C'est une playlist. Je ne mets que les trois premières vidéos. 

J'ai besoin de musique lente, avec des sons profonds, des sons qui durent, sur lesquels je peux voguer. Des compositions qui stimulent les visions, qui m'isolent, qui me projettent dans l'espace où vivent mes personnages. 

TOUS, SAUF ELLE

Dix-sept heures trente quand elle ferma la maison.

Elle se concentra sur la route sans jamais relâcher sa présence auprès de Théo. Ne jamais perdre le contact. Comme avec elle-même quand elle méditait. Elle savait contraindre son mental au silence ou à une attention précise. Elle s’appliqua à respirer profondément, lentement, à insuffler dans son unique pensée l’amour de son âme pour lui.

La circulation de fin de journée était cauchemardesque. Une heure cinquante-cinq de trajet.

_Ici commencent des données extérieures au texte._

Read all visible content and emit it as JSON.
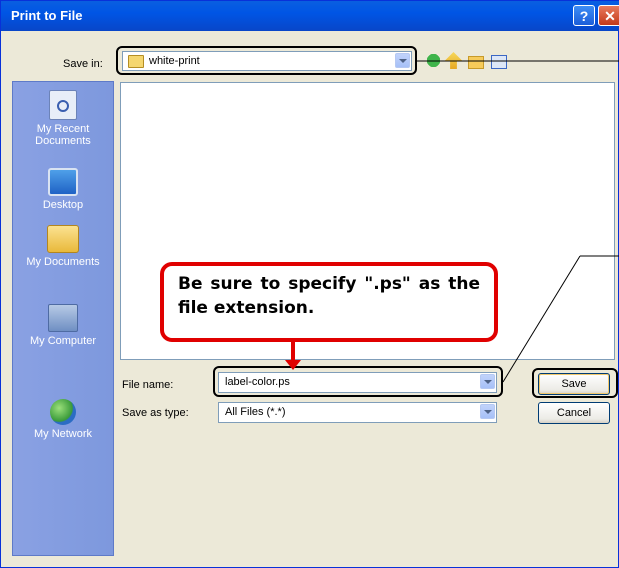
{
  "window": {
    "title": "Print to File"
  },
  "title_buttons": {
    "help": "?",
    "close": "✕"
  },
  "toolbar": {
    "save_in_label": "Save in:",
    "save_in_value": "white-print",
    "icons": [
      "back-icon",
      "up-folder-icon",
      "new-folder-icon",
      "views-icon"
    ]
  },
  "places": [
    {
      "label": "My Recent\nDocuments",
      "icon": "recent-documents-icon"
    },
    {
      "label": "Desktop",
      "icon": "desktop-icon"
    },
    {
      "label": "My Documents",
      "icon": "my-documents-icon"
    },
    {
      "label": "My Computer",
      "icon": "my-computer-icon"
    },
    {
      "label": "My Network",
      "icon": "my-network-icon"
    }
  ],
  "form": {
    "file_name_label": "File name:",
    "file_name_value": "label-color.ps",
    "save_as_type_label": "Save as type:",
    "save_as_type_value": "All Files (*.*)"
  },
  "buttons": {
    "save": "Save",
    "cancel": "Cancel"
  },
  "annotation": {
    "note": "Be sure to specify \".ps\" as the file extension."
  },
  "colors": {
    "titlebar": "#0055E5",
    "dialog_bg": "#ECE9D8",
    "places_bar": "#7E97DE",
    "note_border": "#E00000"
  }
}
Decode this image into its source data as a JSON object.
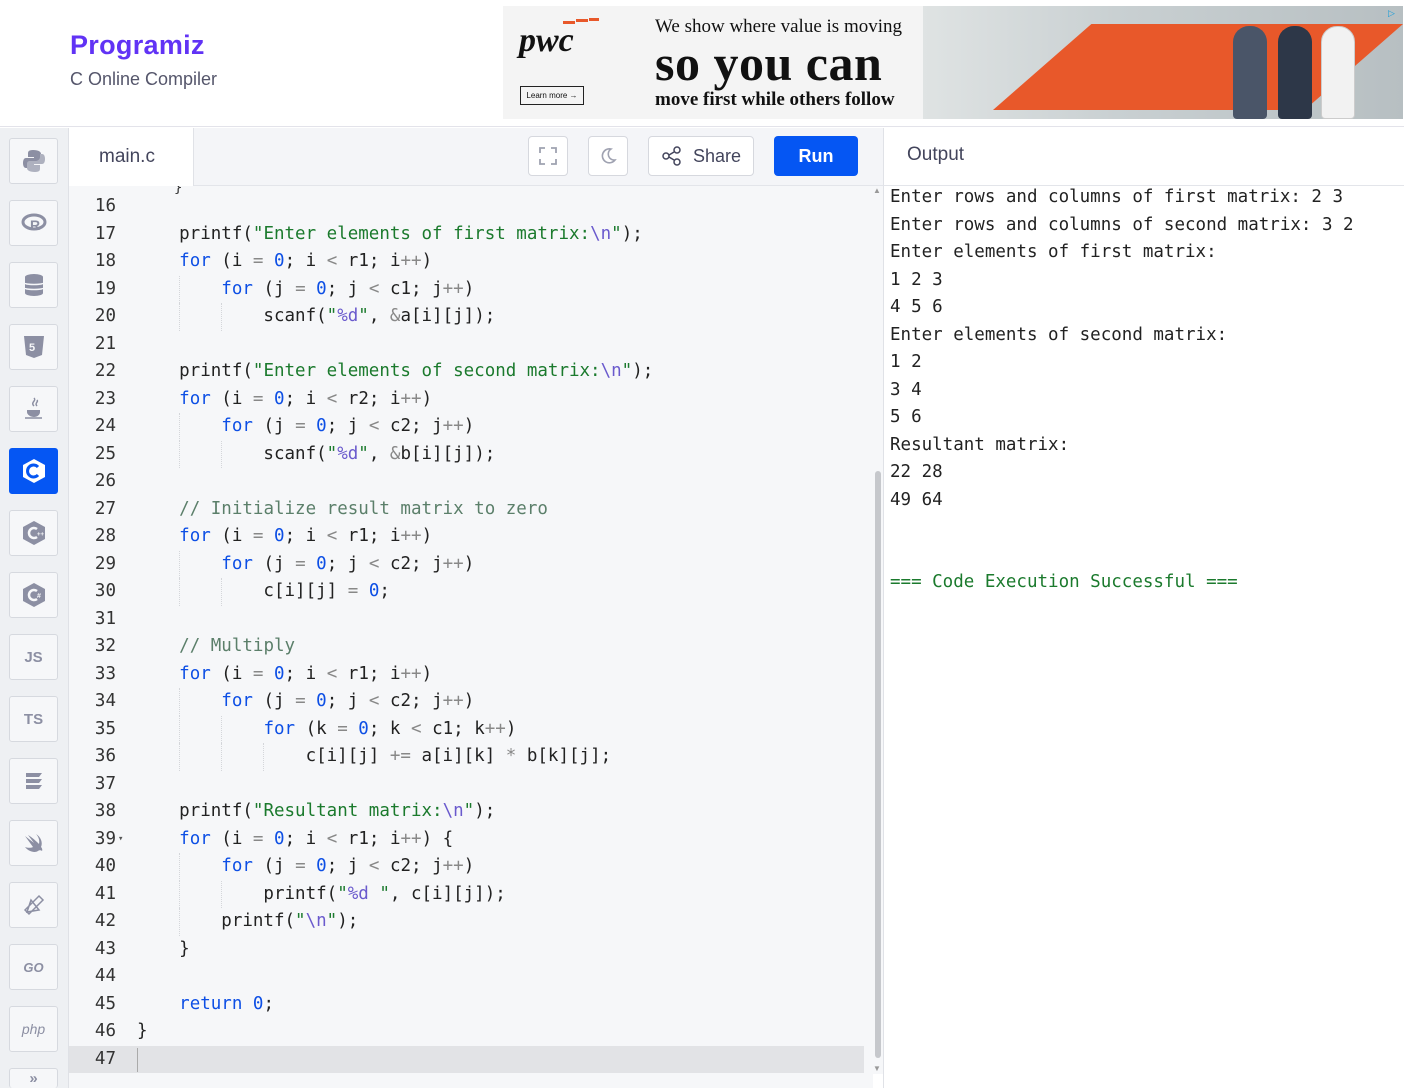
{
  "brand": {
    "logo": "Programiz",
    "subtitle": "C Online Compiler"
  },
  "ad": {
    "brand": "pwc",
    "learn_more": "Learn more →",
    "line1": "We show where value is moving",
    "line2": "so you can",
    "line3": "move first while others follow"
  },
  "sidebar": {
    "items": [
      {
        "name": "python",
        "label": ""
      },
      {
        "name": "r",
        "label": ""
      },
      {
        "name": "sql",
        "label": ""
      },
      {
        "name": "html",
        "label": ""
      },
      {
        "name": "java",
        "label": ""
      },
      {
        "name": "c",
        "label": ""
      },
      {
        "name": "cpp",
        "label": ""
      },
      {
        "name": "csharp",
        "label": ""
      },
      {
        "name": "js",
        "label": "JS"
      },
      {
        "name": "ts",
        "label": "TS"
      },
      {
        "name": "kotlin",
        "label": ""
      },
      {
        "name": "swift",
        "label": ""
      },
      {
        "name": "rust",
        "label": ""
      },
      {
        "name": "go",
        "label": "GO"
      },
      {
        "name": "php",
        "label": "php"
      }
    ],
    "active": "c"
  },
  "editor": {
    "file_tab": "main.c",
    "share_label": "Share",
    "run_label": "Run",
    "lines": [
      {
        "n": "16",
        "html": ""
      },
      {
        "n": "17",
        "html": "    printf(<span class=\"s\">\"Enter elements of first matrix:<span class=\"e\">\\n</span>\"</span>);"
      },
      {
        "n": "18",
        "html": "    <span class=\"k\">for</span> (i <span class=\"o\">=</span> <span class=\"n\">0</span>; i <span class=\"o\">&lt;</span> r1; i<span class=\"o\">++</span>)"
      },
      {
        "n": "19",
        "html": "        <span class=\"k\">for</span> (j <span class=\"o\">=</span> <span class=\"n\">0</span>; j <span class=\"o\">&lt;</span> c1; j<span class=\"o\">++</span>)"
      },
      {
        "n": "20",
        "html": "            scanf(<span class=\"s\">\"<span class=\"e\">%d</span>\"</span>, <span class=\"o\">&amp;</span>a[i][j]);"
      },
      {
        "n": "21",
        "html": ""
      },
      {
        "n": "22",
        "html": "    printf(<span class=\"s\">\"Enter elements of second matrix:<span class=\"e\">\\n</span>\"</span>);"
      },
      {
        "n": "23",
        "html": "    <span class=\"k\">for</span> (i <span class=\"o\">=</span> <span class=\"n\">0</span>; i <span class=\"o\">&lt;</span> r2; i<span class=\"o\">++</span>)"
      },
      {
        "n": "24",
        "html": "        <span class=\"k\">for</span> (j <span class=\"o\">=</span> <span class=\"n\">0</span>; j <span class=\"o\">&lt;</span> c2; j<span class=\"o\">++</span>)"
      },
      {
        "n": "25",
        "html": "            scanf(<span class=\"s\">\"<span class=\"e\">%d</span>\"</span>, <span class=\"o\">&amp;</span>b[i][j]);"
      },
      {
        "n": "26",
        "html": ""
      },
      {
        "n": "27",
        "html": "    <span class=\"c\">// Initialize result matrix to zero</span>"
      },
      {
        "n": "28",
        "html": "    <span class=\"k\">for</span> (i <span class=\"o\">=</span> <span class=\"n\">0</span>; i <span class=\"o\">&lt;</span> r1; i<span class=\"o\">++</span>)"
      },
      {
        "n": "29",
        "html": "        <span class=\"k\">for</span> (j <span class=\"o\">=</span> <span class=\"n\">0</span>; j <span class=\"o\">&lt;</span> c2; j<span class=\"o\">++</span>)"
      },
      {
        "n": "30",
        "html": "            c[i][j] <span class=\"o\">=</span> <span class=\"n\">0</span>;"
      },
      {
        "n": "31",
        "html": ""
      },
      {
        "n": "32",
        "html": "    <span class=\"c\">// Multiply</span>"
      },
      {
        "n": "33",
        "html": "    <span class=\"k\">for</span> (i <span class=\"o\">=</span> <span class=\"n\">0</span>; i <span class=\"o\">&lt;</span> r1; i<span class=\"o\">++</span>)"
      },
      {
        "n": "34",
        "html": "        <span class=\"k\">for</span> (j <span class=\"o\">=</span> <span class=\"n\">0</span>; j <span class=\"o\">&lt;</span> c2; j<span class=\"o\">++</span>)"
      },
      {
        "n": "35",
        "html": "            <span class=\"k\">for</span> (k <span class=\"o\">=</span> <span class=\"n\">0</span>; k <span class=\"o\">&lt;</span> c1; k<span class=\"o\">++</span>)"
      },
      {
        "n": "36",
        "html": "                c[i][j] <span class=\"o\">+=</span> a[i][k] <span class=\"o\">*</span> b[k][j];"
      },
      {
        "n": "37",
        "html": ""
      },
      {
        "n": "38",
        "html": "    printf(<span class=\"s\">\"Resultant matrix:<span class=\"e\">\\n</span>\"</span>);"
      },
      {
        "n": "39",
        "html": "    <span class=\"k\">for</span> (i <span class=\"o\">=</span> <span class=\"n\">0</span>; i <span class=\"o\">&lt;</span> r1; i<span class=\"o\">++</span>) {",
        "fold": true
      },
      {
        "n": "40",
        "html": "        <span class=\"k\">for</span> (j <span class=\"o\">=</span> <span class=\"n\">0</span>; j <span class=\"o\">&lt;</span> c2; j<span class=\"o\">++</span>)"
      },
      {
        "n": "41",
        "html": "            printf(<span class=\"s\">\"<span class=\"e\">%d</span> \"</span>, c[i][j]);"
      },
      {
        "n": "42",
        "html": "        printf(<span class=\"s\">\"<span class=\"e\">\\n</span>\"</span>);"
      },
      {
        "n": "43",
        "html": "    }"
      },
      {
        "n": "44",
        "html": ""
      },
      {
        "n": "45",
        "html": "    <span class=\"k\">return</span> <span class=\"n\">0</span>;"
      },
      {
        "n": "46",
        "html": "}"
      },
      {
        "n": "47",
        "html": "",
        "current": true
      }
    ]
  },
  "output": {
    "title": "Output",
    "lines": [
      "Enter rows and columns of first matrix: 2 3",
      "Enter rows and columns of second matrix: 3 2",
      "Enter elements of first matrix:",
      "1 2 3",
      "4 5 6",
      "Enter elements of second matrix:",
      "1 2",
      "3 4",
      "5 6",
      "Resultant matrix:",
      "22 28",
      "49 64"
    ],
    "status": "=== Code Execution Successful ==="
  }
}
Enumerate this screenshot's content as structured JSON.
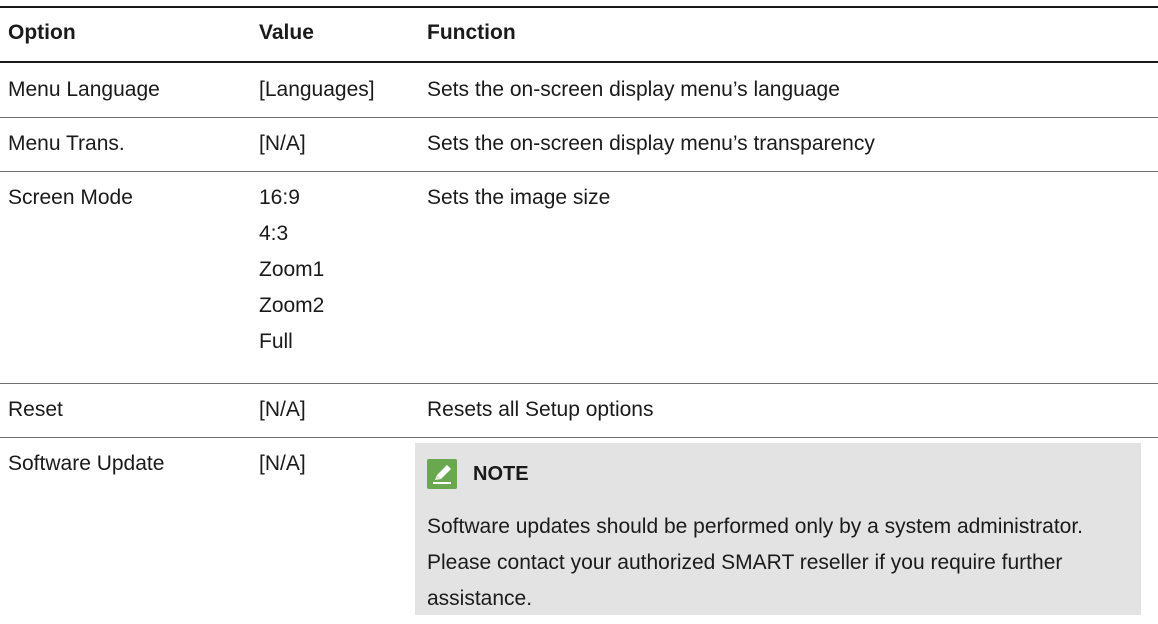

Elle se présenta enfin à l’accueil.

« Il est dans la chambre 18, tout s’est bien passé.

–Merci. »

Elle n’aimait pas l’odeur des hôpitaux. Elle n’aimait pas les portes entrouvertes, entre la vie et la mort, entre la paix provisoire et la reprise des souffrances, entre le soutien et la solitude, entre le monde agité du couloir et l’immobilité des survivants. Elle percevait toute la fragilité humaine et son acharnement à la dépasser. Des armées en blouses blanches qui luttaient contre des armées de microbes invisibles, des bataillons de personnels débordés qui combattaient des ennemis inépuisables, des assauts répétés et des trêves trompeuses, des mensonges cachant des vérités imprononçables, des soulagements craintifs dans l’angoisse d’un piège redoutable. Il n’y avait aucune certitude quand on entrait là. Et même une fois dehors, c’est comme si le mal restait ancré dans la mémoire et préparait une nouvelle offensive.

C’est en marchant dans le couloir qu’elle eut la certitude que le chaos venait de commencer. Une sensation épidermique, comme un air brûlant sur sa peau et la nuit glacée des déserts, une alternance frénétique, une succession de chocs thermiques interdisant le moindre répit. Elle frotta son visage pour en chasser les effets.

Quand elle entra dans la chambre et qu’elle croisa le regard de Théo, elle se reprocha furtivement de lui être attachée comme le cathéter qu’elle vit sur son bras, une pensée rebelle qui semblait remonter des profondeurs. En vivant avec Théo, elle avait pris conscience que les ruptures qu'elle avait toujours initiées étaient inéluctables. Elle avait systématiquement refusé de souffrir en amour. Souffrir d'inquiétude, endurer les doutes, accepter les concessions, contenir les frustrations, s'éloigner de soi, se perdre en l'autre.

Mais là, à cet instant précis, elle était heureuse de l’aimer. Le futur n’avait aucune importance au regard de cette force aimante. Elle pouvait souffrir de l'aimer puisque son amour pour lui était plus intense que la souffrance.